When you receive a failure to yield citation today, you pay the traffic fine to the court—typically $150–$250 depending on county. No additional state surcharge applies. Your insurance carrier will discover the violation at your next renewal or during a scheduled MVR review, typically within 6 months. Once discovered, your carrier moves you to a higher-risk underwriting tier. The rate increase depends on your current tier and violation history. A first-time failure to yield on an otherwise clean record might trigger a 20% increase. A second violation within 36 months could push you into non-standard pricing or trigger non-renewal. If you're already in a mid-tier or high-risk policy, the impact may be smaller because you're already priced for elevated risk. Some carriers cap cumulative violation surcharges at 50–60%, meaning additional violations cause smaller incremental increases once you're already surcharged heavily.

Whether You Can Remove the Citation From Your Record

Texas allows drivers to take a defensive driving course to dismiss a failure to yield citation once every 12 months. Completing the course before your conviction date—typically within 90 days of receiving the citation—prevents the violation from appearing on your MVR. Your carrier never sees it, and no rate increase applies. If you miss the dismissal window, the citation stays on your MVR for 3 years.

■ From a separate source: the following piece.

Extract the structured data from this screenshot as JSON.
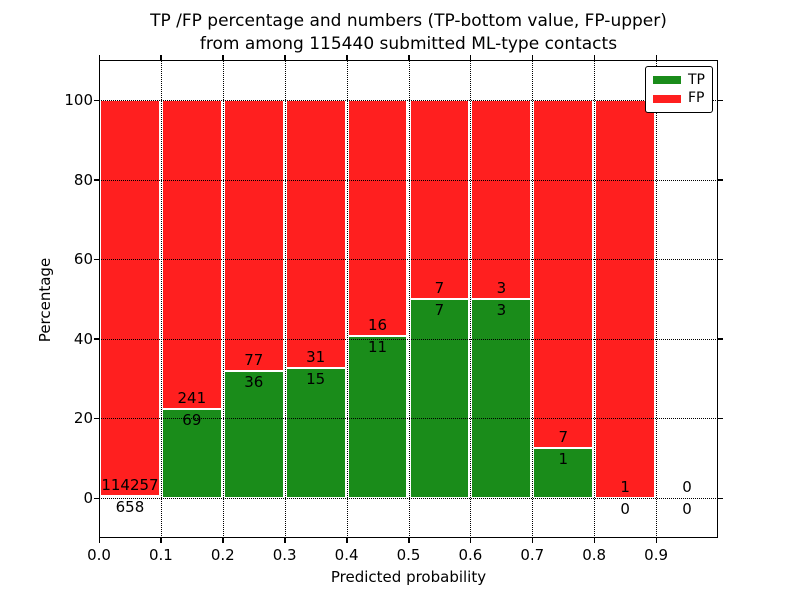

Some carriers offer defensive driving discounts even after conviction, typically 5–10% off your base premium. The discount doesn't erase the violation surcharge—it reduces the total premium after the surcharge is applied. If the citation has already triggered a carrier surcharge and you later complete defensive driving, contact your insurer to request application of the discount. Most carriers apply it at the next renewal cycle, not retroactively.

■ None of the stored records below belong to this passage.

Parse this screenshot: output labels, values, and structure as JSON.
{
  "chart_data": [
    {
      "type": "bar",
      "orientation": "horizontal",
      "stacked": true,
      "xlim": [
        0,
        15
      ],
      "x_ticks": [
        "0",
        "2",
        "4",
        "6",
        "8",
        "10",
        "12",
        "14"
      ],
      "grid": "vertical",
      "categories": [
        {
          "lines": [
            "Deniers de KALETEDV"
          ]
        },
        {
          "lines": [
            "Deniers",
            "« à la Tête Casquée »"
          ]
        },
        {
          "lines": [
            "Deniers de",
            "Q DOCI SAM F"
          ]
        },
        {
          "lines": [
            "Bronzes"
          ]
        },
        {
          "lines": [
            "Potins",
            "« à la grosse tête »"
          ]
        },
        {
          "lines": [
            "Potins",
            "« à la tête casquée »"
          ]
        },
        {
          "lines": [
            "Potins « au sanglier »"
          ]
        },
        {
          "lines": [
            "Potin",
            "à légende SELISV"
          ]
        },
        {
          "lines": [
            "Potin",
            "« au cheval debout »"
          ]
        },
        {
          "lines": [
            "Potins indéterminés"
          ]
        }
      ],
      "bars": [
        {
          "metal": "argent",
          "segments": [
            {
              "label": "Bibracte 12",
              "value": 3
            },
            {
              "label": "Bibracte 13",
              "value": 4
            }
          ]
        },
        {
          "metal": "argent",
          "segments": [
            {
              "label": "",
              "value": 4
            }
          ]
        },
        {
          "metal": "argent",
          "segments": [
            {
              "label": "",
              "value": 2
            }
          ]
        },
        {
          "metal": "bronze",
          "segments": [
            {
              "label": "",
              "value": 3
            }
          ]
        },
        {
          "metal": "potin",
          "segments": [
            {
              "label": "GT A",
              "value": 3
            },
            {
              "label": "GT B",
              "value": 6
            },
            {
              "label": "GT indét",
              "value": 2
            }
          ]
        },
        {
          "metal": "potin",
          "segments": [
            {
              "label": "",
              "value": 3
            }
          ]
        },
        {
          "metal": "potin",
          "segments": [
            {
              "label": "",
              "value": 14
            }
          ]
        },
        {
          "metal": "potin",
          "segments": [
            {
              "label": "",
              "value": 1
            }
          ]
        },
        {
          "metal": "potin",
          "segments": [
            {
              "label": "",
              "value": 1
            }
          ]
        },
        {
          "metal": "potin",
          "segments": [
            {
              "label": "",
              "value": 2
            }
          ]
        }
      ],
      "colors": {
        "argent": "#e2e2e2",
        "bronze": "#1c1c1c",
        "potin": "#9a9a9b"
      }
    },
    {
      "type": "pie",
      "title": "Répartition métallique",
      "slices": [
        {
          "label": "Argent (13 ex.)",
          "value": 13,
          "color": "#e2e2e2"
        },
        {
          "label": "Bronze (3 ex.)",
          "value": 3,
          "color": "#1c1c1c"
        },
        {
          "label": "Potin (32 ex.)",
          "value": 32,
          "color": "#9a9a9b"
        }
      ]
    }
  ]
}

Why Shopping After a Violation Can Lower Your Rate Even With the Citation

Carriers price identical violations differently based on their current appetite for post-violation risk. One carrier might apply a 25% surcharge to failure to yield while another applies 15% because they're targeting drivers with minor violations to gain market share. Shopping lets you find the carrier currently competing for your profile. Timing matters. If you shop before your current carrier discovers the violation, you can bind coverage with a new carrier at standard rates. Once bound, the new carrier won't apply a surcharge until your next renewal—giving you 6–12 months at the lower rate. Waiting until after your current carrier increases your premium means every quote reflects the violation immediately. Some carriers specialize in post-violation drivers and price failure to yield more competitively than standard-market carriers who treat it as high-risk. Comparing quotes from both standard and non-standard carriers after a citation gives you the clearest view of your actual pricing options.